李渔来回溜达了两圈,探头看看来时路:“也不是不能查?”
“你又有什么办法?”陆七问。
李渔下巴一扬,指向刚刚烧仙鹤的地方。
陆七:“你看坟场干嘛?”
陆缜眠却明白,问她:“你是想开棺验尸?”这种大逆不之事,也就她能想得出来。
“按照咱们现在的思路,如果铁匠的死和柳上梢的死是同一人所为,那尸体上肯定会留下类似的痕迹,既然案卷里没有记载,那不如亲自去看看。”
陆七:“这大晚上的开关验尸啊……”
李渔:“敌暗我明,如今赵氏被害,我们能做的只是比敌人更快一步。你害怕?”
陆七立刻挺起胸膛:“我怎么会怕!我家大人都不怕,我自然是不害怕的,我一点都不害怕。我就是担心你们害怕。”
李渔笑了几声,没拆穿他。
陆七有个小箱子,验尸常用的一些工具他总是随身带着,三人打定主意后立刻去坟场找到了铁匠的坟。
铁匠名为吴大壮,坟包前立着木牌。
李渔认真仔细的将木牌擦了一遍,拔出来,放在一颗树下,而后轮起铁锹下了第一铲子。
陆七觉得李渔和其他姑娘不太一样,这挖坟掘墓的活,怎么干着一点都不手生啊,难道他家大人喜欢的就是这种类型?那估计整个盛京城的女子都没戏了,或者说满天下也找不出第二个这样的女子了。
三人挖了不多久,棺材就露了出来。
李渔跪在棺材前拜了三拜,将柳上梢以及赵氏之死简单的说了一下,又念叨着:“如今开棺验尸,并非是要扰死者安生,我等乃是迫不得已。还望吴大壮兄弟你大人有大量,不要惦记我等。冤有头债有主,去找你该找的人吧。阿弥陀佛,阿弥陀佛。”

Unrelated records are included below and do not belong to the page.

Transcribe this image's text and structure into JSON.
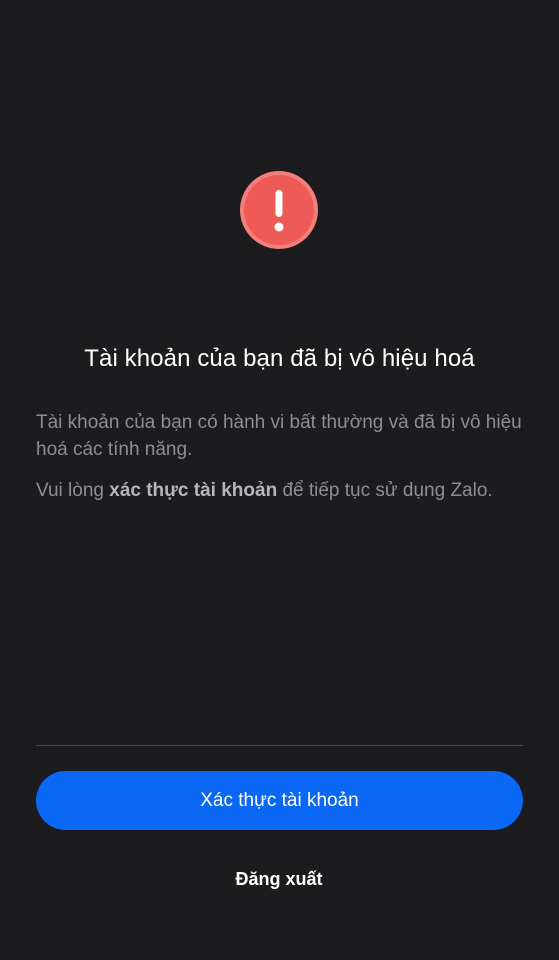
{
  "icon": {
    "name": "exclamation-icon",
    "color": "#ee5a55",
    "ring_color": "#f27f7b"
  },
  "title": "Tài khoản của bạn đã bị vô hiệu hoá",
  "description": {
    "line1": "Tài khoản của bạn có hành vi bất thường và đã bị vô hiệu hoá các tính năng.",
    "line2_prefix": "Vui lòng ",
    "line2_bold": "xác thực tài khoản",
    "line2_suffix": " để tiếp tục sử dụng Zalo."
  },
  "actions": {
    "verify_label": "Xác thực tài khoản",
    "logout_label": "Đăng xuất"
  },
  "colors": {
    "background": "#1c1c1e",
    "primary": "#0a68f5",
    "muted_text": "#8e8e93"
  }
}
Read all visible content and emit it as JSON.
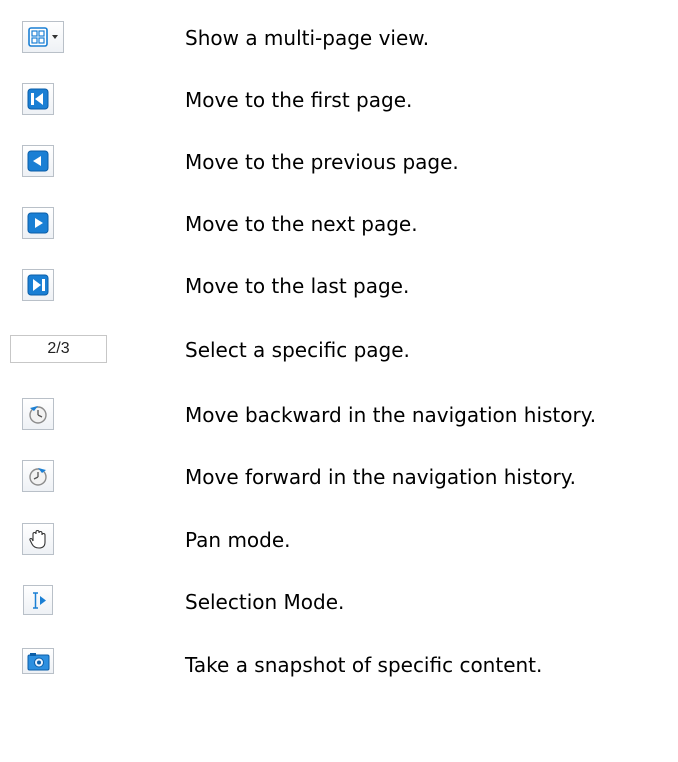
{
  "items": [
    {
      "icon": "multi-page-view-icon",
      "text": "Show a multi-page view."
    },
    {
      "icon": "first-page-icon",
      "text": "Move to the first page."
    },
    {
      "icon": "previous-page-icon",
      "text": "Move to the previous page."
    },
    {
      "icon": "next-page-icon",
      "text": "Move to the next page."
    },
    {
      "icon": "last-page-icon",
      "text": "Move to the last page."
    },
    {
      "icon": "page-number-field",
      "value": "2/3",
      "text": "Select a specific page."
    },
    {
      "icon": "history-back-icon",
      "text": "Move backward in the navigation history."
    },
    {
      "icon": "history-forward-icon",
      "text": "Move forward in the navigation history."
    },
    {
      "icon": "pan-hand-icon",
      "text": "Pan mode."
    },
    {
      "icon": "selection-mode-icon",
      "text": "Selection Mode."
    },
    {
      "icon": "snapshot-icon",
      "text": "Take a snapshot of specific content."
    }
  ],
  "colors": {
    "blue": "#1a7fd4",
    "blue_dark": "#0b5ea8",
    "border": "#b9c0c8"
  }
}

她念叨完,陆七将棺材板撬开,三人看到里面的状况均难掩讶异。
陆七:“这尸体怎么保存的这么好,跟刚死了差不多。”
一般尸体埋在土里后八九天就会开始腐烂,两个月的时候就会变成白骨。铁匠死了月余,但除了眼睛那处伤口,其他裸露在外的皮肤,脸、脖子、手,没有一点腐烂的迹象,就像刚死的时候一样。
郊外气温要低些,尤其是夜里,一阵风吹过,空气中弥漫着熟悉的香气,和柳上梢身上的如出一辙。
陆七脊骨发凉:“大……大人。”
“若是害怕不必勉强,你先回去吧。”陆缜眠轻声安抚。
陆七确实有了几分退意,但不经意对上李渔戏谑的目光,不禁嘴硬说:“不是,我是想把手套给您。”
李渔、陆缜眠检查尸体,陆七在一旁记录。
李渔:“铁匠左手拇指被人砍掉了,看伤口的情况应该是陈年旧伤,有五六年了。他左手食指靠近户口一侧有茧子。”
她看了下自己的手掌,又做了一个打铁的动作:“这不是打铁过程中磨出来的茧子,像是……”眯起一只眼睛,将一只手张开,另一只手手肘抬起向后,做了个拉弓射箭的样子。
陆七立刻接到:“是弓弦磨出来的!”
李渔点点头,投去一个孺子可教的眼神,陆七似是受到鼓舞,开心的笑着,拿笔记录案件的动作似乎都轻快了,还哪有刚刚被吓的样子。
看着两人的互动,陆缜眠微微皱眉,李渔还要继续说,被他挡住了。他极快的检查了尸体,将状况一一陈述。
“死者眼睛被人腕掉了,根据眼周伤口的情况,凶器应该是薄而利的兵刃。身上捆绑的痕迹与百会穴的竹签与柳上梢一致。口中有褐色粉末。胸口处有圆形斑点,但位置比柳上梢的更靠左。”说完,回头问陆七:“记好了吗?”
陆七立刻点头。虽然他家大人一直都是没什么表情,虽然他也没有证据,虽然他家大人没说,但陆七感觉到,他家大人似乎有些……不悦。